- After the December inflation print, a March lift-off for the Federal Reserve (Fed) Funds has become our central scenario.
- There are hopes the return of large current account surpluses in China could dampen the rise in US yields, in a “Bretton Woods 2.2” model. We are not convinced.
- Isabel Schnabel opens the debate at the European Central Bank (ECB) on the impact of the green transition on monetary policy.
Given the number of Fed speakers arguing for an early lift-off for rates amid more bad news on US consumer prices, we have brought forward our expectation of the first hike to March. That the Fed is increasingly ready to act fast to “nip inflation in the bud” is clear. However, calibrating the appropriate quantum of hikes which will be needed to bring inflation back to target is going to be tough for the central bank. Some of the current excess demand will probably spontaneously disappear given the change in the US fiscal stance, but the extent to which some of the past stimulus currently stored in the households’ savings overhang will ultimately support spending is impossible to predict. Meanwhile, some of the supply-side constraints will recede. Central banks always operate under uncertainty, but the lack of visibility is still unusual for the beginning of a tightening phase. This will trigger volatility.

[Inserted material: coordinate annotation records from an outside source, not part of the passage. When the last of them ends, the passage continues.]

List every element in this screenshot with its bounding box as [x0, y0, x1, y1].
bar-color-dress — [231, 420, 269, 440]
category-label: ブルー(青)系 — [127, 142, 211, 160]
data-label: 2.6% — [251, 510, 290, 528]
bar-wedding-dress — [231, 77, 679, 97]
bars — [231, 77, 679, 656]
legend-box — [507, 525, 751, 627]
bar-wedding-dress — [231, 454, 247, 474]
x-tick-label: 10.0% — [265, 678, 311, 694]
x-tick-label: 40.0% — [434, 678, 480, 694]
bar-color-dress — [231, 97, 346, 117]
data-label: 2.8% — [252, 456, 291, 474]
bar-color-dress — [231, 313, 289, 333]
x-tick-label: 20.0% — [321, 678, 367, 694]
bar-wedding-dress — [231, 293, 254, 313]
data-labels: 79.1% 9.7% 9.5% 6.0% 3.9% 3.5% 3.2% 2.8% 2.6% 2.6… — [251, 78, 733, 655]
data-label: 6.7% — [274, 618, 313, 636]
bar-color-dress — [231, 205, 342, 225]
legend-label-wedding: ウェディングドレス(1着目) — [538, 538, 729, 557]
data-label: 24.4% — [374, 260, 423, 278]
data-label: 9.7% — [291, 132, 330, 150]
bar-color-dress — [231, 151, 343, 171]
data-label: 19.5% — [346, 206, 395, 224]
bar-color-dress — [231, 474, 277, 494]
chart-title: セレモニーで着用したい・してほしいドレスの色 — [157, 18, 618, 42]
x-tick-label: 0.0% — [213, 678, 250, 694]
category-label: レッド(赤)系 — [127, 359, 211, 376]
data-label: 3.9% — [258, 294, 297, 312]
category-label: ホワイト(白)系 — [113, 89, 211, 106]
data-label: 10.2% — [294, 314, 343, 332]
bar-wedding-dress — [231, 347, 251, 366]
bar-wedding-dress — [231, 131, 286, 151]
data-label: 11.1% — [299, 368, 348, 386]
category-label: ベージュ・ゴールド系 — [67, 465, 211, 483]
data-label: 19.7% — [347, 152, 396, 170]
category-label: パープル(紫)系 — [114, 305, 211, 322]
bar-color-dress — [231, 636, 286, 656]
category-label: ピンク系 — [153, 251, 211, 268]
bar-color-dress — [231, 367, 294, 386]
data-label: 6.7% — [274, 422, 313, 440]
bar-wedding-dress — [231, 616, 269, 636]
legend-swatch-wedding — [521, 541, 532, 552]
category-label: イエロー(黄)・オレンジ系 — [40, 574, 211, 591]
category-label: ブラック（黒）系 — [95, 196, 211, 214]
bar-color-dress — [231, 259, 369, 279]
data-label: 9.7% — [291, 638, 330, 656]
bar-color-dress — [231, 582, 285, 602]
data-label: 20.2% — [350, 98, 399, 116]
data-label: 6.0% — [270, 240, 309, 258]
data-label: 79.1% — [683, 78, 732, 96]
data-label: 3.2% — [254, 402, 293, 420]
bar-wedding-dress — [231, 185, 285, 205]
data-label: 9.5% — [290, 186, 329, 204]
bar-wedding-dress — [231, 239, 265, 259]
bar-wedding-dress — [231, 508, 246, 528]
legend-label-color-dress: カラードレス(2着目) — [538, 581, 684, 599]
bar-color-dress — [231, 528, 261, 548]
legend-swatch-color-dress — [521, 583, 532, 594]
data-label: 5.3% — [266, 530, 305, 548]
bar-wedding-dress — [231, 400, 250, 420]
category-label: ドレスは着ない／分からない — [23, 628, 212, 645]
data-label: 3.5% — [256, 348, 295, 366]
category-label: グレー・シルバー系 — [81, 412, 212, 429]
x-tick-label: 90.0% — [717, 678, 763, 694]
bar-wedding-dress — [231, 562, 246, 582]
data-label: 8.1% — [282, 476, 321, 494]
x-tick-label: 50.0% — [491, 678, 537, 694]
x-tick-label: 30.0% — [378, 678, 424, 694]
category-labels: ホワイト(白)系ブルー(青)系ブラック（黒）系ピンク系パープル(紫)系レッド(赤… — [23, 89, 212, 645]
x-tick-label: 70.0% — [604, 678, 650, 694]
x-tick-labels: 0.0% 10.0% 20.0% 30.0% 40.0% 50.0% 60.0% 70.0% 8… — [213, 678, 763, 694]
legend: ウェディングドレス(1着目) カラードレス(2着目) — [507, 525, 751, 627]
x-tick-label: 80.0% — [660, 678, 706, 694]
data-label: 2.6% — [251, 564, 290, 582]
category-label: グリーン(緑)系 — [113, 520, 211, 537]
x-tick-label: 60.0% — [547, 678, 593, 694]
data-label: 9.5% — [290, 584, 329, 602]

As higher long-term interest rates are also part of the Fed’s arsenal given their insistence on the reduction of its balance sheet, it’s tempting to look for factors which could counteract the impact of the monetary policy stance on the bond market. A resumption of the old “Bretton Woods 2.0” model is mentioned, with re-emerging large current account surpluses in China being recycled into purchases of Treasuries. We are not convinced. We think the policy agenda in Beijing is inconsistent with a large structural surplus in the medium-term. We also believe the Chinese official sector will continue to try to diversify away from dollar-denominated assets. Finally, Chinese financial flows have changed. The official sector is intermediating a smaller share of “excess dollars” in China. Private entities are playing a larger role, and they will probably behave like any other profit-seeking investor and wait to see if US yields have sufficiently risen before moving their currently massive deposits into bonds.
While the European bond market is affected by some contagion from the US, at least the monetary policy status quo prevails. This week we explore the discussion of the impact of the green transition on monetary policy by ECB board member Isabel Schnabel. We don’t share her optimism of the capacity of fiscal policy to redistribute a lot of the transition costs – which has a strong bearing on the ultimate impact on inflation and monetary policy – but she opened a key debate with her speech. However, this question is not for immediate consumption, which is consistent with quite a lot of “wait and see” at the ECB this year.